Pressure Ulcers: repositioning and staging

I believe most healthcare workers know that unrelieved pressure over any part of the body for a period of time can result in pressure ulcers. But do pressure ulcers always start on the surface of the skin and work through fat and muscle to the bone? Or is it possible that pressure damage starts at the bone and works outwards to the skin…meaning that you can’t actually see the damage until it is too late. Is a Stage I pressure ulcer actually an ulcer or is it just a sign that the patient is at risk? Is it possible for pressure ulcers to start anywhere between skin and bone, the mattress, fat and muscle. We can’t be sure because we cannot ’see’ inside the tissues — we can only imagine.

And how do you prevent pressure ulcers? Are you still repositioning patients every two hours (or three or four?) Perhaps some of your patients don’t get repositioned at all on a busy shift.

You may be fortunate to have alternating pressure air mattresses (APAM) and chair cushions that will relieve pressure to all parts of the body, every few minutes, for all your patients. That really does help!

There is so much to read on this fascinating subject but I bet you, like me, just don’t have time to search all the literature for the right information. And how do you know what is right? Well you can reduce your reading time from hours to minutes each week and still learn lots about pressure ulcers…real common sense information! Because all it takes to prevent pressure ulcers is common sense. It really is a very simple concept described in a paper that will open a window into this intriguing topic.

WHAT’S THE PAPER?

‘A discourse on pressure ulcer physiology: the implications of repositioning and staging’
by Sharp & McLaws October 2005
WHERE DO I FIND THIS?

Just go to the World Wide Wounds site and you can download the paper for free: www.worldwidewounds.com

Or Click on this link to go directly to the paper

A discourse on pressure ulcer physiology: the implications of repositioning and staging by CA Sharp, M-L McLaws

I trust it will give you answers but what I hope it will do more than anything is provoke great debate in your wound care groups and with your colleagues.
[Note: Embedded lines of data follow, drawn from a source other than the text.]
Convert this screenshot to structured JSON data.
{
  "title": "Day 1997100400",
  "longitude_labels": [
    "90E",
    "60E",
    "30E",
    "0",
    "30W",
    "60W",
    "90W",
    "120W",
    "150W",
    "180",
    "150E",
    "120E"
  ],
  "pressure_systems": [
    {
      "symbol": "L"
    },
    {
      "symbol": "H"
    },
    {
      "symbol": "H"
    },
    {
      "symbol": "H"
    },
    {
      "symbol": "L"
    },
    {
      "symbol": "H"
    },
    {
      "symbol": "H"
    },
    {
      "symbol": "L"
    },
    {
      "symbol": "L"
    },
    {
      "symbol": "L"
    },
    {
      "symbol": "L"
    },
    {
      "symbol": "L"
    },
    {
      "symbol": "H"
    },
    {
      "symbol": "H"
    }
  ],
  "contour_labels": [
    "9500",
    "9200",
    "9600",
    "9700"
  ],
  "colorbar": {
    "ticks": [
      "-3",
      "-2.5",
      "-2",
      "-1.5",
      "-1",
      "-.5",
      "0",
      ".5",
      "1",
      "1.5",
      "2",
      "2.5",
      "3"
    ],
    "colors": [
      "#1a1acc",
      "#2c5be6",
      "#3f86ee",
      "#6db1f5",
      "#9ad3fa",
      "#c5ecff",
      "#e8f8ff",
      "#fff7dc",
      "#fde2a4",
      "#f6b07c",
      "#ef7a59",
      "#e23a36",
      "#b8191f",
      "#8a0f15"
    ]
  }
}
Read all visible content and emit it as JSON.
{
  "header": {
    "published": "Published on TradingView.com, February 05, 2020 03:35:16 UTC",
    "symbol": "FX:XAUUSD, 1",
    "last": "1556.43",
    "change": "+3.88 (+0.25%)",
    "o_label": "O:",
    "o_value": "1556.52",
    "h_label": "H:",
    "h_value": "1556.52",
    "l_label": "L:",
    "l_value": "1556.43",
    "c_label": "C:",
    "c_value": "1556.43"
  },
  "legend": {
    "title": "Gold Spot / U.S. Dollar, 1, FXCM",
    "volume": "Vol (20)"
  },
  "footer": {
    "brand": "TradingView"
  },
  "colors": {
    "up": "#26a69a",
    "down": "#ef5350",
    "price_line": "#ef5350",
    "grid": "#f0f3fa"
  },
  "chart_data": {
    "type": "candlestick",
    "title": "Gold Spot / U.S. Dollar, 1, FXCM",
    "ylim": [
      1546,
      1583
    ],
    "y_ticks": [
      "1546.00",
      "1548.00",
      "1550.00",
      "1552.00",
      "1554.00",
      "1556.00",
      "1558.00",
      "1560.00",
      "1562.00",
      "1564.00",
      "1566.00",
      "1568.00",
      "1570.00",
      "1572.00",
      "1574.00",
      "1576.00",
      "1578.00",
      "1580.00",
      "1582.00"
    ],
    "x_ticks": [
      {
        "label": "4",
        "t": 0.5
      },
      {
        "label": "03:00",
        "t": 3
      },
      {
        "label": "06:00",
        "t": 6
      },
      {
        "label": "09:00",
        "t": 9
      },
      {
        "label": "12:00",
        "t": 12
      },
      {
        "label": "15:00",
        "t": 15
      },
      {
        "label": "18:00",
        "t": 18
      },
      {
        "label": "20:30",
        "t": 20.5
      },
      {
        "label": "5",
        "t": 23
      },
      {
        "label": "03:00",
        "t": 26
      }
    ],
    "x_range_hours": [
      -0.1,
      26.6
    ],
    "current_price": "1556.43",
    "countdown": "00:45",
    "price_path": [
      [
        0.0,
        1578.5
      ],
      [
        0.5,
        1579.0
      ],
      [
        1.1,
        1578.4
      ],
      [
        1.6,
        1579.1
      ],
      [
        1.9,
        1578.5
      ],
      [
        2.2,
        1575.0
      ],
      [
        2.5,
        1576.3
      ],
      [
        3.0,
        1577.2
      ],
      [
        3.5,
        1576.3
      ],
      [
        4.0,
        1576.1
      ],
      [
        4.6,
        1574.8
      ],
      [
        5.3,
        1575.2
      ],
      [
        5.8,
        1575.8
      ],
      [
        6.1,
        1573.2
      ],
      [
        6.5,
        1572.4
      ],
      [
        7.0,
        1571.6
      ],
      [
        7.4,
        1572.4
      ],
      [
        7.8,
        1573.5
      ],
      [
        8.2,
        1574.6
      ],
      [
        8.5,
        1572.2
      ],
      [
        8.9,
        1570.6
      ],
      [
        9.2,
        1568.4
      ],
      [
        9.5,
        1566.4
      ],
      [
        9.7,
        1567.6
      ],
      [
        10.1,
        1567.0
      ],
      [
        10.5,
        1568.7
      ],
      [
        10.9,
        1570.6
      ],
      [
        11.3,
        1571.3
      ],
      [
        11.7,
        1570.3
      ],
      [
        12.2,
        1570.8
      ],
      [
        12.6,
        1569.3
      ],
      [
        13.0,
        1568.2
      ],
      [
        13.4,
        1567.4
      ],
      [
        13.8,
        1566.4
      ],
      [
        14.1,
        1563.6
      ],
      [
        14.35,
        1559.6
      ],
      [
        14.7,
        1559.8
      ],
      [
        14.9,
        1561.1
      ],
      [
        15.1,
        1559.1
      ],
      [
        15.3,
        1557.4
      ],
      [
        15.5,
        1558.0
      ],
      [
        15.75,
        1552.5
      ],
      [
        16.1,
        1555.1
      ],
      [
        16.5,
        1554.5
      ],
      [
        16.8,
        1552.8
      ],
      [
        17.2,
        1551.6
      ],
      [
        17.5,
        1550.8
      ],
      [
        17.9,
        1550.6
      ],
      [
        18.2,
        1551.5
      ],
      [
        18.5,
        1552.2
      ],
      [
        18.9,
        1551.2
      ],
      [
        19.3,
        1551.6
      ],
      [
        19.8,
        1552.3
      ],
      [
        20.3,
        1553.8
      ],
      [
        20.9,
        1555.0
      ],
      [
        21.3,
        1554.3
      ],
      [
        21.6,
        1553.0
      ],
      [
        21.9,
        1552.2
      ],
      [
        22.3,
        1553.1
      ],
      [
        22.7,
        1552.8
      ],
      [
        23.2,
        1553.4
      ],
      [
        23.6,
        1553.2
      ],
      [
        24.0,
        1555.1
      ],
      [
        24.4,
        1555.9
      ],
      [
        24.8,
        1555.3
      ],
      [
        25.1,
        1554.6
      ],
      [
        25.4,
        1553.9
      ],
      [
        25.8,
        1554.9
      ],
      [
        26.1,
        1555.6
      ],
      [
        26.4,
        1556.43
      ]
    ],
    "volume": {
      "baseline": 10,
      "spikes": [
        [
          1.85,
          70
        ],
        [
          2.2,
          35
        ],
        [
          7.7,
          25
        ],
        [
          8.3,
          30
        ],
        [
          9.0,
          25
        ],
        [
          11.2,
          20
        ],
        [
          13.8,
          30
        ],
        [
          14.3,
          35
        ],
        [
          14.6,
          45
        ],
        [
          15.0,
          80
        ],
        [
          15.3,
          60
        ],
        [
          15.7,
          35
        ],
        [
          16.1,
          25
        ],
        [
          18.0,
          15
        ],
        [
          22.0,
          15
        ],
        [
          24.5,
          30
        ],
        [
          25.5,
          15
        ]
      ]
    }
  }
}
Hydrocolloid Dressings & Caterpillar Spikes

I just love Sydney in the summertime! I bet you find summer glorious too, no matter which hemisphere you live in right now. It is a perfect time to go bare-foot everywhere. But often times hidden in the grass, basking in the sun, are furry, stinging caterpillars which, when stood on, detonate hundreds of tiny spikes into the sole of your foot. This stops you dead in your tracks because it is not only excruciatingly painful but the spikes make it impossible to walk.

You can pick the spikes out one at a time with tweezers but this can take forever and the pain is still searing!

One really easy way to reduce the pain and remove all those stinging furry spikes at the same time is to stick a hydrocolloid dressing over the sole of the foot. Make sure you cover the spiked area, with a good margin around – say 3-4 cms., and lay back and relax for a while, allowing your body heat (and/or sun) to soften the hydrocolloid dressing. The dressing will adhere firmly to the spikes and the soles of your feet. For best results leave on as long as practical… overnight is good; two to four days is better.

When you peel off the hydrocolloid, which may well have turned into a gluggy, sticky, jelly and custard-looking substance all the spikes should be embedded in the hydrocolloid!! Wash your feet – you can repeat the process if spikes still remain in the skin – and remember to wear thongs or sandals.

Why not pass this on to your colleagues working in emergency departments. You can use this process for other areas of the body that get spiked too.